Absent vs. Unknown | Latent Logs

When an extraction system returns an empty value for a field, it can mean one of two things: the field is absent from the document (the information is genuinely not there), or the extraction failed to find the field (it might be there, the system just couldn’t locate it). These are different situations with different implications. Most extraction systems collapse them into a single null or empty output and provide no way to distinguish between them.

This is a quiet design mistake that compounds over time. A user who sees an empty “early termination clause” field has two possible interpretations: the lease has no early termination clause (absent), or the extraction system missed it (unknown). These interpretations lead to very different actions. If the field is absent, the user can note that absence as a material fact and proceed. If the field might just be missed, the user has to read the lease manually to check — which is exactly the work they were trying to avoid. An output that can mean either thing is an output that can’t be trusted for the absent case, because it might be the unknown case.

The output schema for an extraction system should make this distinction explicit. Three states, not two: present (value found, here is the value and its citation), absent (field not found in document, here is the evidence — the surrounding context that establishes the field isn’t present), and unknown (extraction could not determine whether the field is present or absent). Unknown is the failure state — it means the system ran into a limitation and couldn’t give a confident answer either way.

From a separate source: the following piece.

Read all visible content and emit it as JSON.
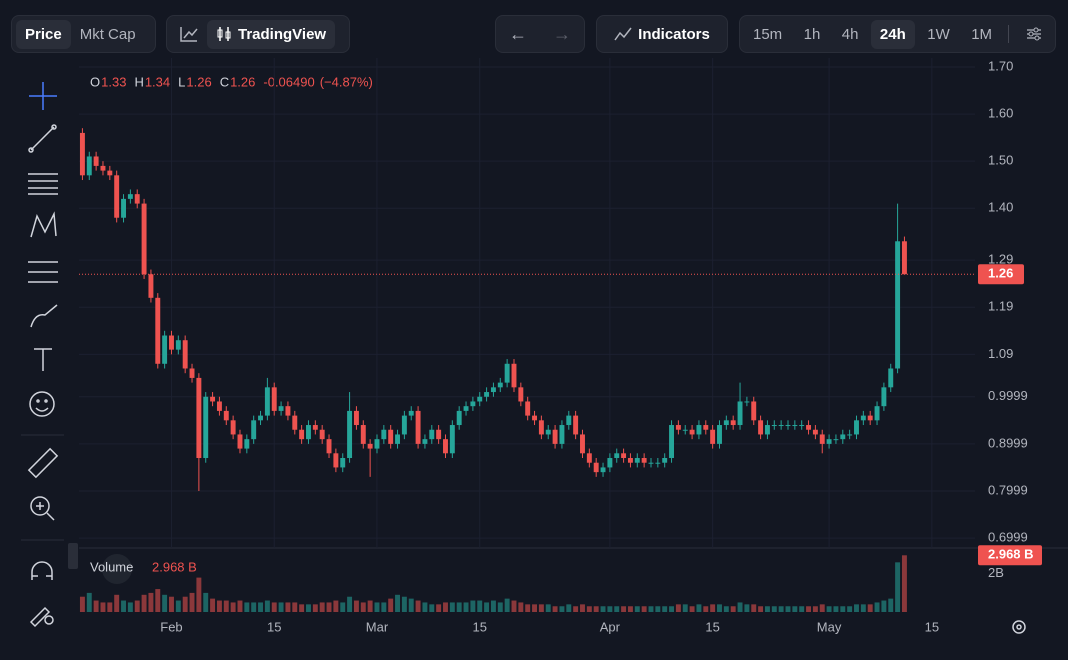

Surfacing the absent state with evidence is the harder part. Saying a field is absent is a positive claim that requires justification. The system should be able to point to something in the document that supports the absence — a clause that would typically contain this information but doesn’t, a section header followed by no relevant content, a standard form with the relevant checkbox unchecked. Absent with evidence is a trustworthy output. Absent without evidence is indistinguishable from unknown.

The unknown state should be rare, but when it occurs it should be honest. If a field spans multiple locations in a large document and the extraction isn’t confident it found all relevant instances, unknown is the right answer. The user knows they need to review that field manually. That’s more useful than a fabricated present or a false absent.

Getting this right in v1 changes how users relate to the tool. An extraction system that distinguishes between absent and unknown earns trust for its absent readings. A system that collapses them erodes trust for both: users learn they can’t rely on an empty field to mean anything definitive, and they stop treating the output as a reliable starting point.